15. Par courriel du 18 décembre 2021, la société a sollicité un délai pour répondre aux observations formulées par la rapporteure. Par courrier du 21 décembre 2021, le président de la formation restreinte a avisé la société qu’elle bénéficiait d’un délai supplémentaire jusqu’au 17 janvier 2022.
16. Le 17 janvier 2022, la société X a produit de nouvelles observations en réponse à celles de la rapporteure.
17. La société et la rapporteure ont présenté des observations orales lors de la séance de la formation restreinte.
II. Motifs de la décision
18. Aux termes de l’article 56, paragraphe 1, du Règlement, " l'autorité de contrôle de l'établissement principal ou de l'établissement unique du responsable du traitement ou du sous-traitant est compétente pour agir en tant qu'autorité de contrôle chef de file concernant le traitement transfrontalier effectué par ce responsable du traitement ou ce sous-traitant, conformément à la procédure prévue à l'article 60 ".

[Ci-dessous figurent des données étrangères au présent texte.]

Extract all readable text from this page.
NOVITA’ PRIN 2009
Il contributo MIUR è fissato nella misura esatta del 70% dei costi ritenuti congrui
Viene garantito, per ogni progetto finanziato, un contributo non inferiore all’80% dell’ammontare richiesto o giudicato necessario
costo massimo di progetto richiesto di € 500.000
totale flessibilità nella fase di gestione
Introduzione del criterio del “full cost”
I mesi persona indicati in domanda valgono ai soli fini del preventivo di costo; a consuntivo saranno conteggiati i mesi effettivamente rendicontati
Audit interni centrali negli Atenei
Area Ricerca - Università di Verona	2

19. À titre liminaire, la formation restreinte précise que la présente délibération ne vise pas les traitements effectués par la société dans le cadre de son offre à des clients professionnels.
20. La formation restreinte relève que l’établissement unique de la société X se trouve en France et qu’elle est immatriculée au registre du commerce et des sociétés en France depuis l’origine, ce qui conduit à faire de la CNIL l'autorité de contrôle chef de file compétente concernant les traitements transfrontaliers effectués par cette société, conformément à l’article 56 paragraphe 1 du Règlement.
21. Faisant application du mécanisme de coopération et de cohérence prévu au chapitre VII du RGPD, la CNIL a informé, le 15 décembre 2020, l’ensemble des autorités de contrôle européennes de sa compétence pour agir en tant qu’autorité de contrôle chef de file concernant le traitement transfrontalier effectué par la société, ouvrant ainsi la procédure pour la déclaration des autorités concernées sur ce cas.
22. En application de l’article 60, paragraphe 3, du RGPD, le projet de décision adopté par la formation restreinte a été transmis aux autres autorités de contrôle européennes compétentes le 3 juin 2022. La formation restreinte relève que les autorités de contrôle suivantes sont concernées par la présente procédure : Belgique, Danemark, Espagne, Italie, Bade-Wurtemberg et Berlin.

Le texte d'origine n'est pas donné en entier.